Abstract: Cross-Site Evaluation of a Supportive Housing Demonstration for Child Welfare Involved Families (Society for Social Work and Research 23rd Annual Conference - Ending Gender Based, Family and Community Violence)

Cross-Site Evaluation of a Supportive Housing Demonstration for Child Welfare Involved Families

Schedule:
Saturday, January 19, 2019: 4:00 PM
Golden Gate 6, Lobby Level (Hilton San Francisco)
* noted as presenting author
Mike Pergamit, PhD, Senior Fellow, The Urban Institute, Washington, DC, DC
Mary Cunningham, MPP, Vice President, Urban Institute, District of Columbia, DC
Devlin Hanson, PhD, Senior Research Associate, Urban Institute, Washington DC, DC
Alexandra B. Stanczyk, PhD, Research Associate, Urban Institute, District of Columbia, DC
Rebecca Daniels, BA, Research Analyst, Urban Institute, District of Columbia, DC
Background: The Children’s Bureau awarded five-year demonstration grants to five sites across the country to provide permanent, supported housing to high need families involved with the child welfare system. The families, first referred to local programs in late 2013, were homeless or unstably housed and had multiple needs such as substance abuse, mental health needs, domestic violence, criminal histories, and disabilities. Each site established a randomized control trial and has a local evaluator to test both implementation and outcomes of the intervention, which required that the randomly selected families receive housing and services. Sites varied in the type of housing offered, including vouchers, project based, and local affordable housing developments; in the services provided; and in the service delivery mechanisms. 

Across sites, 831 families were referred: 386 were randomly assigned to receive the intervention, and 445 families received services as usual. This paper presents findings from the cross-site evaluation which consider child welfare and housing outcomes of all five sites as one group.

Methods: To consider child welfare outcomes, administrative child welfare data were used to examine the probability of removal (for intact families) and probability and speed of reunification (for families with a child in out-of-home care). For all families, the probability and speed of case closure, and the probability of a new maltreatment report for intact and reunified families is examined.

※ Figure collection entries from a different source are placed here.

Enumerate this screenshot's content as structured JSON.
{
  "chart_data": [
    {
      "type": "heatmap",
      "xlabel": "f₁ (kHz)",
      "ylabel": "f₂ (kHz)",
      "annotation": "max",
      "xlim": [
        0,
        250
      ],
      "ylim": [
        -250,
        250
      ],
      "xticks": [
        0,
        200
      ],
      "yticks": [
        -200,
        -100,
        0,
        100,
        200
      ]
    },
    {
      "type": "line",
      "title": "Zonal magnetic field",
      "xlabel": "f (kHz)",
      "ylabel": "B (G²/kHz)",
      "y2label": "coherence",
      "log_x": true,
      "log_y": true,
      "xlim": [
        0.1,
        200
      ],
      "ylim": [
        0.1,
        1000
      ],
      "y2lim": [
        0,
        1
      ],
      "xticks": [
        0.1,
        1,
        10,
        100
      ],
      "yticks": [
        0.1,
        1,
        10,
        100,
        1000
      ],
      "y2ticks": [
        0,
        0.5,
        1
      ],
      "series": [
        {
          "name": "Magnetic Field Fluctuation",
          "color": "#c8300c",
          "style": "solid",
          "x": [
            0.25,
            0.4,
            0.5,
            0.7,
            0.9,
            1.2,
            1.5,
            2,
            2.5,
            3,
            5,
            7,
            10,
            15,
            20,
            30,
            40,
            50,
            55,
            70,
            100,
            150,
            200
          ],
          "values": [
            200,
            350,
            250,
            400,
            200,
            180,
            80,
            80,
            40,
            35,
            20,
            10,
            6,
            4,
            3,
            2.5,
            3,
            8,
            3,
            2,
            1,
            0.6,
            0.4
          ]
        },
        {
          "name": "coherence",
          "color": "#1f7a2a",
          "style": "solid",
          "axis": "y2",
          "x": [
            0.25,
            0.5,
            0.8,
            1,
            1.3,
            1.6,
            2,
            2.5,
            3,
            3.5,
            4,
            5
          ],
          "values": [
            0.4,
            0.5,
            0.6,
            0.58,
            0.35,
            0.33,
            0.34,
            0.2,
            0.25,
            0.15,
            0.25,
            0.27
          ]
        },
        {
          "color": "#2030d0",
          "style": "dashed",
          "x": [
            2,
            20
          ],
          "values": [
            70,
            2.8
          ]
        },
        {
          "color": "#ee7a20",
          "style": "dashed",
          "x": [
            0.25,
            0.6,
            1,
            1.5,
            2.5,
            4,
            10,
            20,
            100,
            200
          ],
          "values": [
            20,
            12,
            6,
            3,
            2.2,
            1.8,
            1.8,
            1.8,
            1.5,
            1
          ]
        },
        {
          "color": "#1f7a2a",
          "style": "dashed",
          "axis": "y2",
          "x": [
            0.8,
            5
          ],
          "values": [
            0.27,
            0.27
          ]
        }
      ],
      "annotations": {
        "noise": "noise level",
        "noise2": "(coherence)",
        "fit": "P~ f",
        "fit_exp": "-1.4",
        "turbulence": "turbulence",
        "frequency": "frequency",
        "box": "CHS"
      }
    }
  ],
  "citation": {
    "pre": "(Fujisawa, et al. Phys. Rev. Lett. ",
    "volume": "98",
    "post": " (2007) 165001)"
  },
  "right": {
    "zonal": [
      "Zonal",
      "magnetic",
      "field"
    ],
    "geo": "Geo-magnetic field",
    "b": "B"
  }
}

Housing impacts were based on a survey of families from the program and services-as-usual group one year after randomization. Several measures are reported including being housed with a lease (versus doubled-up, in a homeless shelter, living in a place not meant for habitation), number of moves over the past year, evictions, periods of homelessness, and expectations about the permanency of their current housing situation. The survey also measured self-reports of housing quality and neighborhood quality. Impacts were estimated using probit regressions for limited-dependent variables, OLS for continuous variables, and survival analysis for measures of time.

Results: Results based on roughly half of the final sample indicate that, compared with the services-as-usual group, program group families had lower regression-adjusted rates of removal (9% v. 15%), higher rates of reunification (50% v. 30%), and lower rates of new reports of maltreatment (34% v. 42%). Analysis of survey data indicate that, across all measures, the program group had more stable and higher quality housing than the services-as-usual group, although it was not necessarily in better neighborhoods. In particular, 86% of the treatment group had a regression-adjusted rate of being housed with a lease of 86% and only 2% had a homeless spell, compared with 45% and 18%, respectively, for the services-as-usual group.

Implications: Permanent supportive housing clearly accomplishes its goal of providing stable housing to high need families. It also holds promise for reducing families’ involvement with the child welfare system and with time children spend in out-of-home care. Conclusions based on the entire sample will be drawn on the effectiveness of the program overall and how site-level differences may explain its strengths and limitations.